= Daylight Saving Act of 1917 =

Canadian time zone law

The Daylight Saving Act of 1917 was enacted by the Dominion of Newfoundland to adopt daylight saving time (DST), thus making it one of the first jurisdictions in North America to do so, only a year after the United Kingdom on May 21, 1916.

==History==
While living in Paris in 1784, Benjamin Franklin wrote a satirical essay, in which he suggested that Parisians get up earlier in the morning. Modern DST was first proposed by the New Zealand entomologist George Vernon Hudson in 1895. William Willett, a London building contractor, independently invented DST and pitched it to the British Parliament in 1907. In that same year Willett spoke with John Anderson, who was on a business trip in Britain, and explained to him the benefits of adopting DST and its economic benefits. Germany and its allies were the first European countries to adopt DST in 1916, followed quickly by the United Kingdom and many other western European countries, all in an effort to save fuel during the First World War.

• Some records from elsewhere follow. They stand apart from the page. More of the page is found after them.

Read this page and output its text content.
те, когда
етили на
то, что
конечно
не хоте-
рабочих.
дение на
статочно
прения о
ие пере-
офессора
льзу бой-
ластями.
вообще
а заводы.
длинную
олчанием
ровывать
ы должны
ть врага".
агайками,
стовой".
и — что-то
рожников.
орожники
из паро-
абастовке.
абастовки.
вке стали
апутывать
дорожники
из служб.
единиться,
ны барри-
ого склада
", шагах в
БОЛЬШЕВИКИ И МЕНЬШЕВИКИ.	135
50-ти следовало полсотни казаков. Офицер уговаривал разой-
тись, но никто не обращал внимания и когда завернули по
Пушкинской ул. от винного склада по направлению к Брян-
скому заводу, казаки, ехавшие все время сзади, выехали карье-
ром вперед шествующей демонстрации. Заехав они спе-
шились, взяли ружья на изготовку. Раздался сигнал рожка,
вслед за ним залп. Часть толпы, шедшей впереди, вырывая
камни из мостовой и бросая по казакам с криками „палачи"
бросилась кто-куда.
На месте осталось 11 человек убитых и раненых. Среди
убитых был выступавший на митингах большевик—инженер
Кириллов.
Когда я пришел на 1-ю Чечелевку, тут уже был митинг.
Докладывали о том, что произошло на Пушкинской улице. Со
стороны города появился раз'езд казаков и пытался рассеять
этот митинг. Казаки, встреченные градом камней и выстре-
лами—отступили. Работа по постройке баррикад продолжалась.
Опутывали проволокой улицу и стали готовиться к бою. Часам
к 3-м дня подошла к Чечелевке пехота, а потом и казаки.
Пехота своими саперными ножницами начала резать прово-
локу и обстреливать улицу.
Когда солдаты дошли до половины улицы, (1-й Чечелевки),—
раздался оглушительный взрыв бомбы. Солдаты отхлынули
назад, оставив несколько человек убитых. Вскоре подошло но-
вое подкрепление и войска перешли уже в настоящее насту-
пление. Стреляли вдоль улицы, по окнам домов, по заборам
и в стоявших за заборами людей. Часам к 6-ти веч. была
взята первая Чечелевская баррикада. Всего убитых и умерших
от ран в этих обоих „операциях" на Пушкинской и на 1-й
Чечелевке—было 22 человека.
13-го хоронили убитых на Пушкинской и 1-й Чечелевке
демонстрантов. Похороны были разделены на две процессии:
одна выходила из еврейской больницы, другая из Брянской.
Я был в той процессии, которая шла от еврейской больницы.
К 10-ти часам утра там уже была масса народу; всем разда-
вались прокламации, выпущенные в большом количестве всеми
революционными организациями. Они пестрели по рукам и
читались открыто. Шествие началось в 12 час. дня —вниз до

Upon his return to Newfoundland, Anderson became a strong proponent of daylight saving time and three times introduced a bill to the Legislative Council for its adoption. The first two attempts, in 1909 and 1910, failed. In 1917, spurred on perhaps by the recent adoptions of DST in Europe, Anderson introduced a third bill which passed on June 17, 1917. The new law stated that at nine o'clock in the evening of the second Sunday in June clocks would be put ahead to ten o'clock and would not be turned back until the last Sunday in September. It is not clear exactly when clocks were put ahead in 1917, as the bill became law one week after DST was scheduled to take effect. In St. John's DST was first applied on April 8, 1917, by virtue of a local ordinance. DST in Newfoundland came to be known as "Anderson’s Time", at least in the years immediately following its adoption.

Daylight-saving time remained a provincial jurisdiction in Newfoundland since 1949. In 1952, the timing was changed such that it began just after midnight of the last Sunday in April and ended at midnight of the last Sunday in September. In 1970, it was extended to the midnight of the last Sunday in October.